Le uniche pitture rupestri che riusciamo a vedere – riuscendo a trovare il cellulare di un parroco gentile e del suo parrocchiano con le chiavi – sono state quelle della grotta di Madonna della Nova (aperta tutti i sabati prima della domenica dopo Pasqua, in preparazione della omonima processione), e non ci sembra vero. Perché i giovani dell’Alto Salento non si riappropriano di queste chiese rupestri? Dei loro affreschi secolari come lo sono gli olivi?

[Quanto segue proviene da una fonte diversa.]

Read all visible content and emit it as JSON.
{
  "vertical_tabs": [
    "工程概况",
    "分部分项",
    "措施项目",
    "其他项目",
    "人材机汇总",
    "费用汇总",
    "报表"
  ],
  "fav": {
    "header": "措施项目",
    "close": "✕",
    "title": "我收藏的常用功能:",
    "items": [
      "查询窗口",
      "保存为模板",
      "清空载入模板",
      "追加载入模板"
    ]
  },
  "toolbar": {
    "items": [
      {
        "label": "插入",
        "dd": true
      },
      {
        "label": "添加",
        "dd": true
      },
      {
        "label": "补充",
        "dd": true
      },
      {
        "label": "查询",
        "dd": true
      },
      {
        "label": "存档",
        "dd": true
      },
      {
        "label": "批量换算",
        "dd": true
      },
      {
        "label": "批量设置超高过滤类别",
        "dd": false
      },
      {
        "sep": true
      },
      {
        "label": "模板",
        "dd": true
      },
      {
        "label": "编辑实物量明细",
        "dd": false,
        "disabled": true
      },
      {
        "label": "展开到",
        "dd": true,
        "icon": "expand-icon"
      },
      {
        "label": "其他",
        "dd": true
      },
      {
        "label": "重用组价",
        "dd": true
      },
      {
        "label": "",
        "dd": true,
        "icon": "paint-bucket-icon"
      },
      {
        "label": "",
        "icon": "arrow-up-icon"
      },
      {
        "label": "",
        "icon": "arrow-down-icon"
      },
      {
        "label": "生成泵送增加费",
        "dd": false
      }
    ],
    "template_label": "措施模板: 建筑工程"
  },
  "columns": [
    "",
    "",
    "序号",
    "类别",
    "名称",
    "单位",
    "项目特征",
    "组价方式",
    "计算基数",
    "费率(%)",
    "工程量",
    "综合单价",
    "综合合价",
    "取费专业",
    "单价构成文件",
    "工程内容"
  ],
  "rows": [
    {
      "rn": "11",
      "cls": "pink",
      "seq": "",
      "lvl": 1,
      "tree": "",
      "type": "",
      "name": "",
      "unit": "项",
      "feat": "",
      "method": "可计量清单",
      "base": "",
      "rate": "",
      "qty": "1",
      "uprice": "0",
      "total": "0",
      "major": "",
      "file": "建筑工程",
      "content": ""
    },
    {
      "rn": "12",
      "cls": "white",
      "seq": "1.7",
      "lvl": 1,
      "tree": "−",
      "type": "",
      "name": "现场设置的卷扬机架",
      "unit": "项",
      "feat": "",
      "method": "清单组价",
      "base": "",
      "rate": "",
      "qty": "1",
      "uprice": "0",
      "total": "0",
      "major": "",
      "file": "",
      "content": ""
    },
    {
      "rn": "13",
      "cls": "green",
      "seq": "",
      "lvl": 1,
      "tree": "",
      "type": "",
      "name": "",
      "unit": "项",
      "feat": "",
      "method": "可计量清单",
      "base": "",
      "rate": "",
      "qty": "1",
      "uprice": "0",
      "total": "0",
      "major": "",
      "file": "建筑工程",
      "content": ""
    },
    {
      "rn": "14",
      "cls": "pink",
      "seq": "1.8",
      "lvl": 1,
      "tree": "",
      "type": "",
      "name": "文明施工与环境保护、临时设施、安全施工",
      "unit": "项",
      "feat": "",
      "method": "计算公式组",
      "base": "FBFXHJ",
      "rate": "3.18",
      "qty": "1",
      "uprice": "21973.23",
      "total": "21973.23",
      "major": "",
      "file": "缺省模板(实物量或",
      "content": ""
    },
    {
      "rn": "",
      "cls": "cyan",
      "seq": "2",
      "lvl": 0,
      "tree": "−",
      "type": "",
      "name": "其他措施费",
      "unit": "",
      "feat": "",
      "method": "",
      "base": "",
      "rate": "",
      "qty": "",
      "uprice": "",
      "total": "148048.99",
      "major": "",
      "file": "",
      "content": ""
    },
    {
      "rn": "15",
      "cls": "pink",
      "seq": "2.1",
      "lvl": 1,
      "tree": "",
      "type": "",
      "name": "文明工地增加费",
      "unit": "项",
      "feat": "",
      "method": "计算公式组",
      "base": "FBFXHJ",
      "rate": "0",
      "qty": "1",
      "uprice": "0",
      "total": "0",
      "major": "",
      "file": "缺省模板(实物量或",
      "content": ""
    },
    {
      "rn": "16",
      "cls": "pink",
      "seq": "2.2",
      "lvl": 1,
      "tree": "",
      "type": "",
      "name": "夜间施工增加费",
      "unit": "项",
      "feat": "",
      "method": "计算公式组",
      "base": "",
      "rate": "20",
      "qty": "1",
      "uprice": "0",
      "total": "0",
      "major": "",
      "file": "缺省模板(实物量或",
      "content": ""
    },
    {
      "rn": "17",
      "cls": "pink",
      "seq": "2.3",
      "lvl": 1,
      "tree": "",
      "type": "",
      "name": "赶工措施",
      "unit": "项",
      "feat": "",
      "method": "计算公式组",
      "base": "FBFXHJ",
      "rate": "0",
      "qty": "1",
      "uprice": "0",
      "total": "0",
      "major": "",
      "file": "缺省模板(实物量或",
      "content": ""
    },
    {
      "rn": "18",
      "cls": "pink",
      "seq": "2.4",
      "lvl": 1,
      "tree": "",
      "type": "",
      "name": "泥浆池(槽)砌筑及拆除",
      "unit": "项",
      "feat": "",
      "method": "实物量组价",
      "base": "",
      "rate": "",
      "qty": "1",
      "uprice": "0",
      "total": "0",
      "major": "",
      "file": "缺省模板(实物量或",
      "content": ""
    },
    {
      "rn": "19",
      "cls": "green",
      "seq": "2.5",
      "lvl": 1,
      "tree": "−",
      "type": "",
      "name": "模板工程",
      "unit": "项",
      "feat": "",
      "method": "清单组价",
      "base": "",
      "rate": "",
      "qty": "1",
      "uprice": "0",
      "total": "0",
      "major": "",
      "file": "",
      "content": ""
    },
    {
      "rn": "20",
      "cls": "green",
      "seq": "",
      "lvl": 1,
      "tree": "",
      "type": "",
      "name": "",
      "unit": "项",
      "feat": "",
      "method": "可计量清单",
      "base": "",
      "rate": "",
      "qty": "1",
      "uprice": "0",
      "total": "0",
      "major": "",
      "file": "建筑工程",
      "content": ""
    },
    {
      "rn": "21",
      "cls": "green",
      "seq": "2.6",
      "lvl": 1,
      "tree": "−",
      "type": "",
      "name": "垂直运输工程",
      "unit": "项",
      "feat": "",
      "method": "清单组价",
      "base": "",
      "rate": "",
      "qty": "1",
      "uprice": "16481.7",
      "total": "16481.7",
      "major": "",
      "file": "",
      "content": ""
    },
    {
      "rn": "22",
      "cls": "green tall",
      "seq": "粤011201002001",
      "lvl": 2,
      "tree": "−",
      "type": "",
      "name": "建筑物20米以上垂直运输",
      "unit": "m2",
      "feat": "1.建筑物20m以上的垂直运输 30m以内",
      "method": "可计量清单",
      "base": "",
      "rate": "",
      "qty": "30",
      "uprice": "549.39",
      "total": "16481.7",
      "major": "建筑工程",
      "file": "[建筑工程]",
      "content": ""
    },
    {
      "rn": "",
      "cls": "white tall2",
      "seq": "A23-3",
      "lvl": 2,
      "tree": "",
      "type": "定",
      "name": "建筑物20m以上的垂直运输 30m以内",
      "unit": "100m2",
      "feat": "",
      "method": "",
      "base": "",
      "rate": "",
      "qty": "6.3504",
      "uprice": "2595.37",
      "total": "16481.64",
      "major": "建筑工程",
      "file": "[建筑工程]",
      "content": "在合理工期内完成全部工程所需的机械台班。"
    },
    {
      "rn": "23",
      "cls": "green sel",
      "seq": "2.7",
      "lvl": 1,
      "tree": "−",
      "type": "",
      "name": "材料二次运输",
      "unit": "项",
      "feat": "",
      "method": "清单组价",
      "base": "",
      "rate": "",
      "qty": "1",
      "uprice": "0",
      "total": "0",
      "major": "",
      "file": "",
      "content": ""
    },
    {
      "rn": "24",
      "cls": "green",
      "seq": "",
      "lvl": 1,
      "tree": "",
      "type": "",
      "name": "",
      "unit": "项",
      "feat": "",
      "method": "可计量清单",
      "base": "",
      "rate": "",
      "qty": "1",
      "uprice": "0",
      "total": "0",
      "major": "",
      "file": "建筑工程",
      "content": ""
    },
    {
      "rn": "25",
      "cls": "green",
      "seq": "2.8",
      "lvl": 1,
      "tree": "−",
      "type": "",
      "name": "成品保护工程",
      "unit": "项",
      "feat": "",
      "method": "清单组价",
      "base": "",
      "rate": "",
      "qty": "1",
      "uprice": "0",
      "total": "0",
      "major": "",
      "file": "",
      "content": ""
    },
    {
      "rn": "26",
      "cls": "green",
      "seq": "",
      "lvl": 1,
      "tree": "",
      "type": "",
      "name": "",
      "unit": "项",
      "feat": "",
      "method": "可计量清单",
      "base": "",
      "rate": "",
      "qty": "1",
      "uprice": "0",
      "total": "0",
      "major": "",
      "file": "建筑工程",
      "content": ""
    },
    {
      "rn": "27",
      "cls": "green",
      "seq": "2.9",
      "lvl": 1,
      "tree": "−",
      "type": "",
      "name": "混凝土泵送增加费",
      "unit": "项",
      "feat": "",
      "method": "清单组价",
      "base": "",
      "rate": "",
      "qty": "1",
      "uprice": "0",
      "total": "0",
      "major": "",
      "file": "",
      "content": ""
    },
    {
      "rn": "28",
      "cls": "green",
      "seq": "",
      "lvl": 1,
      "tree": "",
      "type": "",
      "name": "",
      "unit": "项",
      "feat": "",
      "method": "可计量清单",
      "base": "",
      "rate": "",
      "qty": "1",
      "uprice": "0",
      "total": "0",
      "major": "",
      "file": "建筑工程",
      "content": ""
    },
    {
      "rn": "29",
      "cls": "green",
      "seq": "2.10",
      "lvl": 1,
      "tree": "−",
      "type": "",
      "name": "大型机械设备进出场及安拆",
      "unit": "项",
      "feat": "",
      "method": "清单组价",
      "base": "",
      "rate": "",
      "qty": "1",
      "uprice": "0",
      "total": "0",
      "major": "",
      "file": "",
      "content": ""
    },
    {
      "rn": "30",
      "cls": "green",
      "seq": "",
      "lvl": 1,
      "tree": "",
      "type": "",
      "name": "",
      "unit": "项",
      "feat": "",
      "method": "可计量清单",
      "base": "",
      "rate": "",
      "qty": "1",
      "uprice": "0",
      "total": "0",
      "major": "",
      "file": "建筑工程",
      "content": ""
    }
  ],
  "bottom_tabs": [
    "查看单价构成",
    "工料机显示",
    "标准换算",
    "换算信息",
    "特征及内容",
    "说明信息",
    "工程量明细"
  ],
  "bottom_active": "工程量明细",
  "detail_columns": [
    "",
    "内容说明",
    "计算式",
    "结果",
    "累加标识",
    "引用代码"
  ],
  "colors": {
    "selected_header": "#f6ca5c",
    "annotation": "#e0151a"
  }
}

O dobbiamo essere sempre noi di mezza età a reagire, a esporci, a prendere punizioni? Sentissero il FAI (che per esempio sta ben ristrutturando e gestendo le visite di Santa Maria a Cerrate, non lontano da Brindisi) o sentissero Herity International per certificare i beni sepolti, o scrivessero progetti raffinati, fossero essi europei, della World Bank, o della Cassa Depositi e Prestiti. E tutti di nuovo a lavorare unendo storia, scienza arte e archeologia in gruppi misti ben affiatati, fino a esplorare questo modello di lavoro nelle Smart Ancient Cities in Africa, come già proposto e pubblicato lo scorso anno per coniugare nuove forme energetiche, arte e turismo sostenibile nei borghi antichi carovanieri; e spero che tra quei 2500 lettori registrati ce ne siano stati di giovani pugliesi.